鏡頭之下,楊葉解下安全帶,對張國容說道:“歡迎你來!”
“說吧,你想讓我複製哪位大師的畫?”楊葉拿出一張美金,張國容笑了:“出手這麼低?”
“我想讓你複製這張美金。”
“有病!”張國容開啟車門衝了出來,踢著地上的碎石,怒道:“有病,你是不是神經病啊!”
楊葉西裝革履,從汽車的另一側出來,自信從容地說道:“你千萬不要誤會,我不是那種三教九流之輩。
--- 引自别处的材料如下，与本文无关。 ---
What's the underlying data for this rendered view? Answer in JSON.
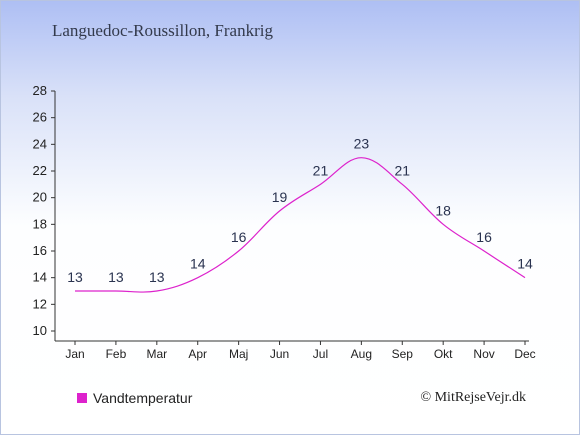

我也是學美術的,我做的,是專業假美金……”
兩人一番對話,楊葉最後說道:“只看得到黑和白的人,永遠都是失敗者,如果你不想做,就當沒看到過我吧!”
說完便上車離去!
……
海天公路的外景拍完,劇組又馬不停蹄地回到市區,來到市中心的漢密爾頓街大街。
這條街道融匯了古老建築與現代城建,很有藝術氣息。
道路兩旁散落著多家藝術畫廊、花店、餐廳、咖啡店,還有公共圖書館、伊麗莎白女王劇院……
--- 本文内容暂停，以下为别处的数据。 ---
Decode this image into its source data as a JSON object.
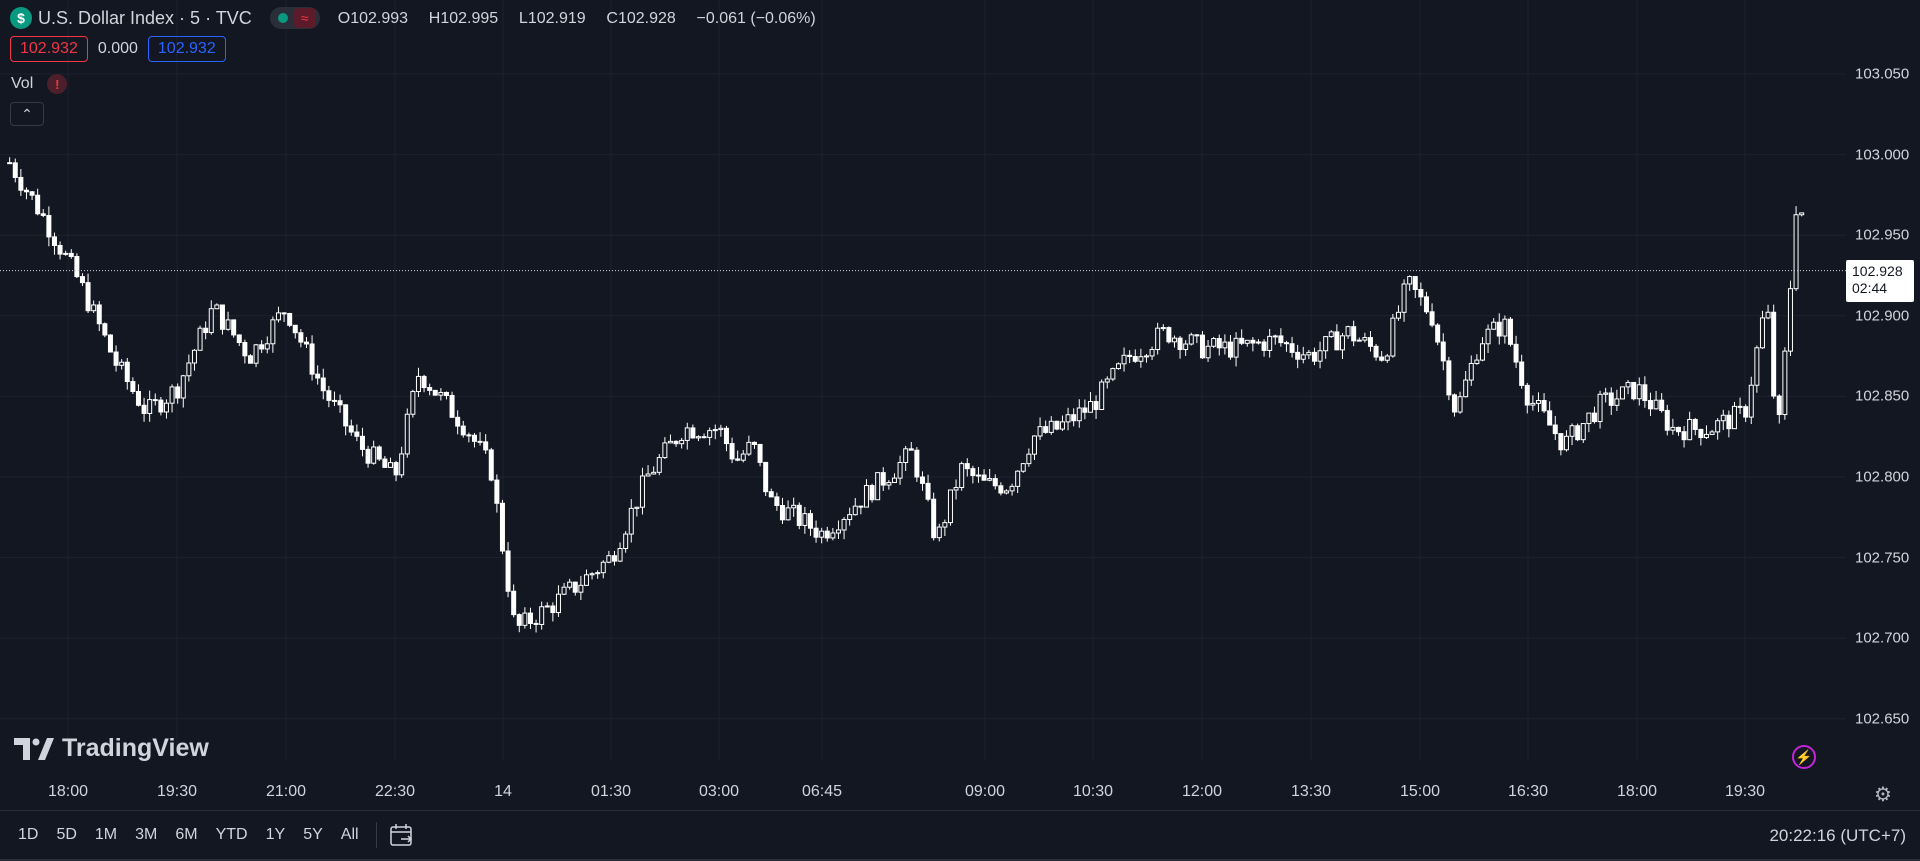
{
  "header": {
    "badge_symbol": "$",
    "title": "U.S. Dollar Index · 5 · TVC",
    "status_icon": "green-dot-icon",
    "wave_icon": "wave-icon",
    "wave_glyph": "≈",
    "ohlc": [
      {
        "label": "O",
        "value": "102.993"
      },
      {
        "label": "H",
        "value": "102.995"
      },
      {
        "label": "L",
        "value": "102.919"
      },
      {
        "label": "C",
        "value": "102.928"
      }
    ],
    "change": "−0.061 (−0.06%)"
  },
  "quote": {
    "bid": "102.932",
    "spread": "0.000",
    "ask": "102.932"
  },
  "indicator": {
    "name": "Vol",
    "warning_glyph": "!",
    "collapse_glyph": "⌃"
  },
  "logo": {
    "text": "TradingView"
  },
  "price_axis": {
    "labels": [
      "103.050",
      "103.000",
      "102.950",
      "102.900",
      "102.850",
      "102.800",
      "102.750",
      "102.700",
      "102.650"
    ],
    "last_price": "102.928",
    "countdown": "02:44"
  },
  "time_axis": {
    "labels": [
      "18:00",
      "19:30",
      "21:00",
      "22:30",
      "14",
      "01:30",
      "03:00",
      "06:45",
      "09:00",
      "10:30",
      "12:00",
      "13:30",
      "15:00",
      "16:30",
      "18:00",
      "19:30"
    ]
  },
  "toolbar": {
    "ranges": [
      "1D",
      "5D",
      "1M",
      "3M",
      "6M",
      "YTD",
      "1Y",
      "5Y",
      "All"
    ],
    "clock": "20:22:16 (UTC+7)"
  },
  "colors": {
    "background": "#131722",
    "candle": "#ffffff",
    "grid": "#1e222d",
    "bid": "#f23645",
    "ask": "#2962ff"
  },
  "chart_data": {
    "type": "candlestick",
    "title": "U.S. Dollar Index · 5 · TVC",
    "ylim": [
      102.63,
      103.08
    ],
    "grid": true,
    "x_ticks": [
      "18:00",
      "19:30",
      "21:00",
      "22:30",
      "14",
      "01:30",
      "03:00",
      "06:45",
      "09:00",
      "10:30",
      "12:00",
      "13:30",
      "15:00",
      "16:30",
      "18:00",
      "19:30"
    ],
    "close_path": [
      {
        "t": "17:10",
        "v": 102.995
      },
      {
        "t": "17:40",
        "v": 102.96
      },
      {
        "t": "18:10",
        "v": 102.92
      },
      {
        "t": "18:40",
        "v": 102.87
      },
      {
        "t": "19:05",
        "v": 102.84
      },
      {
        "t": "19:30",
        "v": 102.855
      },
      {
        "t": "20:00",
        "v": 102.905
      },
      {
        "t": "20:30",
        "v": 102.875
      },
      {
        "t": "21:00",
        "v": 102.905
      },
      {
        "t": "21:30",
        "v": 102.855
      },
      {
        "t": "22:00",
        "v": 102.82
      },
      {
        "t": "22:30",
        "v": 102.8
      },
      {
        "t": "22:50",
        "v": 102.865
      },
      {
        "t": "23:30",
        "v": 102.83
      },
      {
        "t": "23:50",
        "v": 102.805
      },
      {
        "t": "00:10",
        "v": 102.705
      },
      {
        "t": "00:40",
        "v": 102.72
      },
      {
        "t": "01:30",
        "v": 102.75
      },
      {
        "t": "02:00",
        "v": 102.8
      },
      {
        "t": "02:30",
        "v": 102.83
      },
      {
        "t": "03:00",
        "v": 102.83
      },
      {
        "t": "03:30",
        "v": 102.81
      },
      {
        "t": "04:00",
        "v": 102.82
      },
      {
        "t": "04:30",
        "v": 102.785
      },
      {
        "t": "06:45",
        "v": 102.765
      },
      {
        "t": "07:30",
        "v": 102.795
      },
      {
        "t": "08:00",
        "v": 102.815
      },
      {
        "t": "08:20",
        "v": 102.76
      },
      {
        "t": "08:40",
        "v": 102.805
      },
      {
        "t": "09:00",
        "v": 102.795
      },
      {
        "t": "09:20",
        "v": 102.795
      },
      {
        "t": "09:40",
        "v": 102.825
      },
      {
        "t": "10:00",
        "v": 102.83
      },
      {
        "t": "10:30",
        "v": 102.845
      },
      {
        "t": "11:00",
        "v": 102.875
      },
      {
        "t": "11:30",
        "v": 102.89
      },
      {
        "t": "12:00",
        "v": 102.88
      },
      {
        "t": "12:30",
        "v": 102.88
      },
      {
        "t": "13:00",
        "v": 102.885
      },
      {
        "t": "13:30",
        "v": 102.875
      },
      {
        "t": "14:00",
        "v": 102.89
      },
      {
        "t": "14:30",
        "v": 102.875
      },
      {
        "t": "14:50",
        "v": 102.92
      },
      {
        "t": "15:10",
        "v": 102.9
      },
      {
        "t": "15:30",
        "v": 102.84
      },
      {
        "t": "15:50",
        "v": 102.885
      },
      {
        "t": "16:10",
        "v": 102.895
      },
      {
        "t": "16:30",
        "v": 102.85
      },
      {
        "t": "17:00",
        "v": 102.82
      },
      {
        "t": "17:30",
        "v": 102.845
      },
      {
        "t": "18:00",
        "v": 102.855
      },
      {
        "t": "18:30",
        "v": 102.83
      },
      {
        "t": "19:00",
        "v": 102.83
      },
      {
        "t": "19:30",
        "v": 102.84
      },
      {
        "t": "19:50",
        "v": 102.91
      },
      {
        "t": "20:00",
        "v": 102.82
      },
      {
        "t": "20:10",
        "v": 102.9
      },
      {
        "t": "20:20",
        "v": 102.995
      },
      {
        "t": "20:25",
        "v": 102.928
      }
    ],
    "last": {
      "open": 102.993,
      "high": 102.995,
      "low": 102.919,
      "close": 102.928
    }
  }
}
由於幾位主角都是畫家,所以電影中很重要的一段劇情,是在一家畫廊進行的。
陳木勝已經提前選定了一家畫廊,把它租了下來,以供拍攝。
劇組的外聯透過溫哥華的電影工會請到的群演已經在原地待命。
溫哥華是加麻大的電影製片中心,電影業十分發達,楊葉來拍戲,只要和工會聯絡,就能提供各種便利,唯一的缺點是貴!
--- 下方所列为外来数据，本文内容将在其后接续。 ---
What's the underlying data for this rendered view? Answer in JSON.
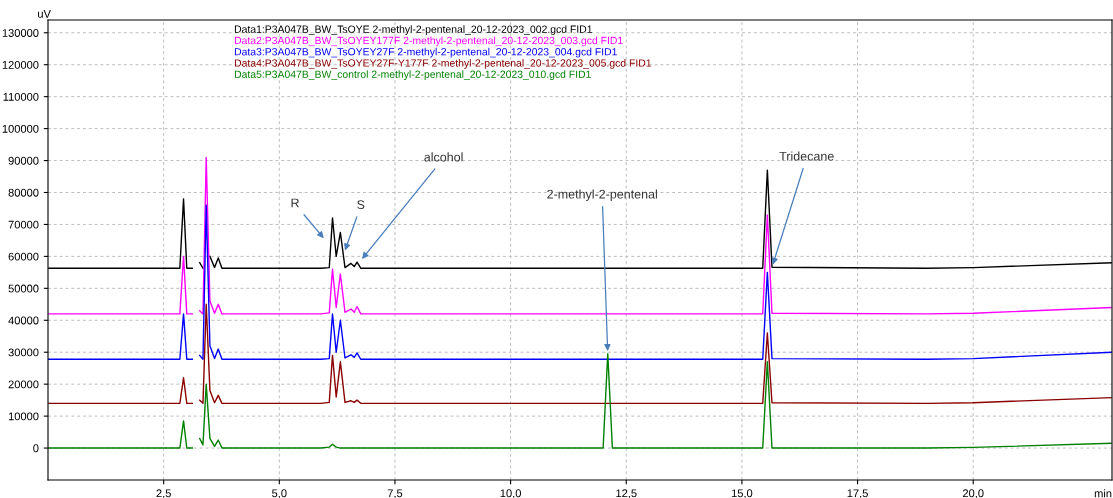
{
  "chart_data": {
    "type": "line",
    "xlabel": "min",
    "ylabel": "uV",
    "x": [
      0.0,
      2.85,
      2.93,
      3.0,
      3.12,
      3.2,
      3.28,
      3.35,
      3.42,
      3.5,
      3.6,
      3.68,
      3.76,
      5.9,
      6.08,
      6.15,
      6.23,
      6.32,
      6.42,
      6.55,
      6.62,
      6.68,
      6.76,
      12.0,
      12.1,
      12.2,
      15.45,
      15.55,
      15.65,
      19.0,
      20.0,
      23.0
    ],
    "series": [
      {
        "name": "Data1:P3A047B_BW_TsOYE 2-methyl-2-pentenal_20-12-2023_002.gcd FID1",
        "color": "#000000",
        "values": [
          56300,
          56300,
          78000,
          56300,
          56300,
          null,
          58000,
          56300,
          null,
          60000,
          56500,
          59500,
          56300,
          56300,
          56500,
          72000,
          60000,
          67500,
          56500,
          57800,
          56800,
          58200,
          56300,
          56300,
          56300,
          56300,
          56300,
          87000,
          56600,
          56300,
          56500,
          58000
        ]
      },
      {
        "name": "Data2:P3A047B_BW_TsOYEY177F 2-methyl-2-pentenal_20-12-2023_003.gcd FID1",
        "color": "#ff00ff",
        "values": [
          42000,
          42000,
          60000,
          42000,
          42000,
          null,
          43000,
          42000,
          91000,
          46000,
          42200,
          45000,
          42000,
          42000,
          42300,
          56000,
          44000,
          54500,
          42500,
          43500,
          42500,
          44300,
          42000,
          42000,
          42000,
          42000,
          42000,
          73000,
          42200,
          42000,
          42200,
          44000
        ]
      },
      {
        "name": "Data3:P3A047B_BW_TsOYEY27F 2-methyl-2-pentenal_20-12-2023_004.gcd FID1",
        "color": "#0000ff",
        "values": [
          27800,
          27800,
          42000,
          27800,
          27800,
          null,
          29000,
          27800,
          76000,
          32000,
          28000,
          31000,
          27800,
          27800,
          28000,
          42000,
          30000,
          40000,
          28200,
          29200,
          28400,
          29800,
          27800,
          27800,
          27800,
          27800,
          27800,
          55000,
          28000,
          27800,
          28000,
          30000
        ]
      },
      {
        "name": "Data4:P3A047B_BW_TsOYEY27F-Y177F 2-methyl-2-pentenal_20-12-2023_005.gcd FID1",
        "color": "#8b0000",
        "values": [
          14000,
          14000,
          22000,
          14000,
          14000,
          null,
          15000,
          14000,
          45000,
          18000,
          14200,
          16500,
          14000,
          14000,
          14300,
          29000,
          16000,
          27000,
          14300,
          14800,
          14300,
          15000,
          14000,
          14000,
          14000,
          14000,
          14000,
          36000,
          14200,
          14000,
          14200,
          15800
        ]
      },
      {
        "name": "Data5:P3A047B_BW_control 2-methyl-2-pentenal_20-12-2023_010.gcd FID1",
        "color": "#008000",
        "values": [
          0,
          0,
          8500,
          0,
          0,
          null,
          3000,
          1000,
          20000,
          3000,
          500,
          2500,
          0,
          0,
          300,
          1200,
          300,
          0,
          0,
          0,
          0,
          0,
          0,
          0,
          29500,
          0,
          0,
          27000,
          0,
          0,
          200,
          1500
        ]
      }
    ],
    "xlim": [
      0,
      23
    ],
    "ylim": [
      -10000,
      134000
    ],
    "xticks": [
      {
        "value": 2.5,
        "label": "2,5"
      },
      {
        "value": 5.0,
        "label": "5,0"
      },
      {
        "value": 7.5,
        "label": "7,5"
      },
      {
        "value": 10.0,
        "label": "10,0"
      },
      {
        "value": 12.5,
        "label": "12,5"
      },
      {
        "value": 15.0,
        "label": "15,0"
      },
      {
        "value": 17.5,
        "label": "17,5"
      },
      {
        "value": 20.0,
        "label": "20,0"
      }
    ],
    "yticks": [
      0,
      10000,
      20000,
      30000,
      40000,
      50000,
      60000,
      70000,
      80000,
      90000,
      100000,
      110000,
      120000,
      130000
    ],
    "annotations": [
      {
        "text": "R",
        "x": 6.0,
        "y": 65000
      },
      {
        "text": "S",
        "x": 6.4,
        "y": 61000
      },
      {
        "text": "alcohol",
        "x": 6.75,
        "y": 58500
      },
      {
        "text": "2-methyl-2-pentenal",
        "x": 12.1,
        "y": 29500
      },
      {
        "text": "Tridecane",
        "x": 15.65,
        "y": 56600
      }
    ],
    "grid": true,
    "legend": "top left",
    "marker": "none",
    "line_style": "solid"
  }
}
在電影中的場景,是女主角阮文的畫展,這種畫展是以酒會的形式來進行的。
一切準備就緒之後,穿得西裝革履的群演們就拿著酒杯,在畫廊裡走來走去的裝高雅。
其中一名長得比較帥的工會演員,扮成阮文的經紀人。
這些都是比較容易拍的內容,張國容和張曼鈺都是頂級演員,基本一遍過。
兩位演員正在二樓談情說愛,楊葉踏步而入,當著一眾龍套的面,指著牆上一幅畫說道:“我真的很感動,五十年代,四大名畫家,所有筆法竟然同一時間,出現在這張畫布上面,筆法模仿逼真,比影印件都精準,這個畫家名字是不是叫做影印機啊?”
“哈哈哈哈!”旁邊的龍套們一陣鬨笑。
“藝術就是讓我們在墮落的人生之中看到美好的一面,但是,這幅畫讓我看到這個世界就是一座……殘羹剩飯,做人已經很墮落了,還要每天面對這些汙濁,噁心得我想吐……”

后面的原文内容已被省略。